07 Juli 2008

Pangan Mengancam Keamanan

Belakangan ini, saat masalah pangan melanda berbagai belahan dunia, adalah waktu yang menyenangkan bagi pakar studi keamanan untuk membuktikan teori-teori mereka. Masalah pangan di sini menyangkut tingginya harga di pasaran yang dipicu oleh langkanya persediaan di sana-sini.

Barry Buzan, Michael T Klare, dan Daniel C Thomas, telah membangun teori baru yang melihat masalah non-militer sebagai penyebab munculnya instabilitas keamanan di suatu negara, kawasan, dan global. Masalah non-militer itu di antaranya, kelangkaan pangan akibat terganggunya ekosistem.

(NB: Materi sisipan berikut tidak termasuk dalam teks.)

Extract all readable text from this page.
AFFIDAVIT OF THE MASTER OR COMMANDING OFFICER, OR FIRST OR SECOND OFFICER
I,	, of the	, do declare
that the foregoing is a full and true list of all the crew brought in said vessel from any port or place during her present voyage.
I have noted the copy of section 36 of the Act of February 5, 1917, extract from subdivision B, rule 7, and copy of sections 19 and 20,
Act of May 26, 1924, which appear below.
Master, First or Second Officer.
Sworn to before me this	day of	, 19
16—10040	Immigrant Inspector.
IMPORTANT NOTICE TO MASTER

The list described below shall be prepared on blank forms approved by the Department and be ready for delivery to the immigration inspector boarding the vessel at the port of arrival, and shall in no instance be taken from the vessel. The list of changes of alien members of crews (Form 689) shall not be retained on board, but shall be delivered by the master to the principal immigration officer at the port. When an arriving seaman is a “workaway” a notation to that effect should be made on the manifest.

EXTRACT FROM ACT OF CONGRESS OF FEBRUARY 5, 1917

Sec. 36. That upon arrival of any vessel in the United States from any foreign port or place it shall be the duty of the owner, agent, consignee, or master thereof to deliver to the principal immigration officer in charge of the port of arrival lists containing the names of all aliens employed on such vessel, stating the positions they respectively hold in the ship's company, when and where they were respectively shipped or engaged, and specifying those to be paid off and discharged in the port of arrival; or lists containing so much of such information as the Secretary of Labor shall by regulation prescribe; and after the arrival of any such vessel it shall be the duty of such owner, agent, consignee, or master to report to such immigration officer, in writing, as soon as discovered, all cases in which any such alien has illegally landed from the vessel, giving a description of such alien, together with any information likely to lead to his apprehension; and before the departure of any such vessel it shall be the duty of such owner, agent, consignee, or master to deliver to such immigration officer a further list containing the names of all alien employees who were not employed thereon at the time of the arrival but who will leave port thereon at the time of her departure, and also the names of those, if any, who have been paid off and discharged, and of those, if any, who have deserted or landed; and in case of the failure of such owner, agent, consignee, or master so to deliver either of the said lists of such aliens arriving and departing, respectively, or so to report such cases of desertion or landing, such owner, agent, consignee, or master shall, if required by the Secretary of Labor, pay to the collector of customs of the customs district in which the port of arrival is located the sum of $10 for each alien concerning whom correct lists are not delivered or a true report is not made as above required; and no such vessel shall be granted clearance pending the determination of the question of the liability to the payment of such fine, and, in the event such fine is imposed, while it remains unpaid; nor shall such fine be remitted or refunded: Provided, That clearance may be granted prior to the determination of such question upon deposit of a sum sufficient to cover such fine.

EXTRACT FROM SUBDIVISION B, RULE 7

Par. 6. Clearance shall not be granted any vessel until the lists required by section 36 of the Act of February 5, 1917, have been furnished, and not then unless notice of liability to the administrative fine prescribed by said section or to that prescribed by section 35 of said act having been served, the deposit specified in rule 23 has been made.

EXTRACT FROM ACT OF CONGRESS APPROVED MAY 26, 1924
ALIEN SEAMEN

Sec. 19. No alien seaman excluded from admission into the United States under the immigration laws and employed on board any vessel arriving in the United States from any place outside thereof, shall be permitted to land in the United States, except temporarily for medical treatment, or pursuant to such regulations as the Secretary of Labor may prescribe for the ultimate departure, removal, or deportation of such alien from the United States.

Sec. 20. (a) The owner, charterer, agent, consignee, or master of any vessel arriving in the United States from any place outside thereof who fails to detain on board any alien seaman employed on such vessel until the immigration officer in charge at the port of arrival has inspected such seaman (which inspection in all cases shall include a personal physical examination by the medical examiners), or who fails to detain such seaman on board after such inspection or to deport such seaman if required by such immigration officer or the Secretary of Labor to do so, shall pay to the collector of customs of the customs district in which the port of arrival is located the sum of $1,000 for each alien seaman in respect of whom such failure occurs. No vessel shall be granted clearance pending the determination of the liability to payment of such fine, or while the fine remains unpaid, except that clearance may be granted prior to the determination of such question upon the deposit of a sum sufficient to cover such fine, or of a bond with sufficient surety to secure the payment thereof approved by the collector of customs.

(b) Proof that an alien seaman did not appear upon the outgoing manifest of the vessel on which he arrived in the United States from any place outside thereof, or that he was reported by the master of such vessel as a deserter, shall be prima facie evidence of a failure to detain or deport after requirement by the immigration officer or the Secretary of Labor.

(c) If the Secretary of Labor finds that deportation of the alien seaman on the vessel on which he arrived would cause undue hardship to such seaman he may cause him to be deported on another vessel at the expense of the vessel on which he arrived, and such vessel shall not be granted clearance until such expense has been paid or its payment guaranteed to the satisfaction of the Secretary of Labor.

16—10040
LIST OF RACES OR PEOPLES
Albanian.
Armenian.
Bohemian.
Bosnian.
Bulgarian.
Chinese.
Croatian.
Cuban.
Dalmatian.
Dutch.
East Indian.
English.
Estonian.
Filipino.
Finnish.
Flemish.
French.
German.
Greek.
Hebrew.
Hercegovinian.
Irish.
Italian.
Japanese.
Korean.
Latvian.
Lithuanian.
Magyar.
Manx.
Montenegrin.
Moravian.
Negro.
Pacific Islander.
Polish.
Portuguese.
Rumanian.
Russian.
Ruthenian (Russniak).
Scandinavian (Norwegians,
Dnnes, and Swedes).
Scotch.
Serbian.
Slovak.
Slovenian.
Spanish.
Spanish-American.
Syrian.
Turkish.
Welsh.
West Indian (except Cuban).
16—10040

Pemikiran Buzan yang bermula dari karya monumentalnya People, States and Fear: An Agenda for International Security Studies in the Post-Cold War Era (1991), saat itu dinilai berlebihan dalam mengangkat isu non-militer sebagai setara kedudukannya dengan isu konvensional mi- liter.

Buzan ketika itu belum dapat meruntuhkan paradigma lama ancaman stabilitas keamanan, yang selama berabad-abad dipercaya bersumber dari pengembangan kekuatan militer lawan. Namun, dengan berakhirnya Perang Dingin dan runtuhnya supremasi militer Uni Soviet dan Blok Timur, teori Buzan menarik perhatian pemikir keamanan lainnya.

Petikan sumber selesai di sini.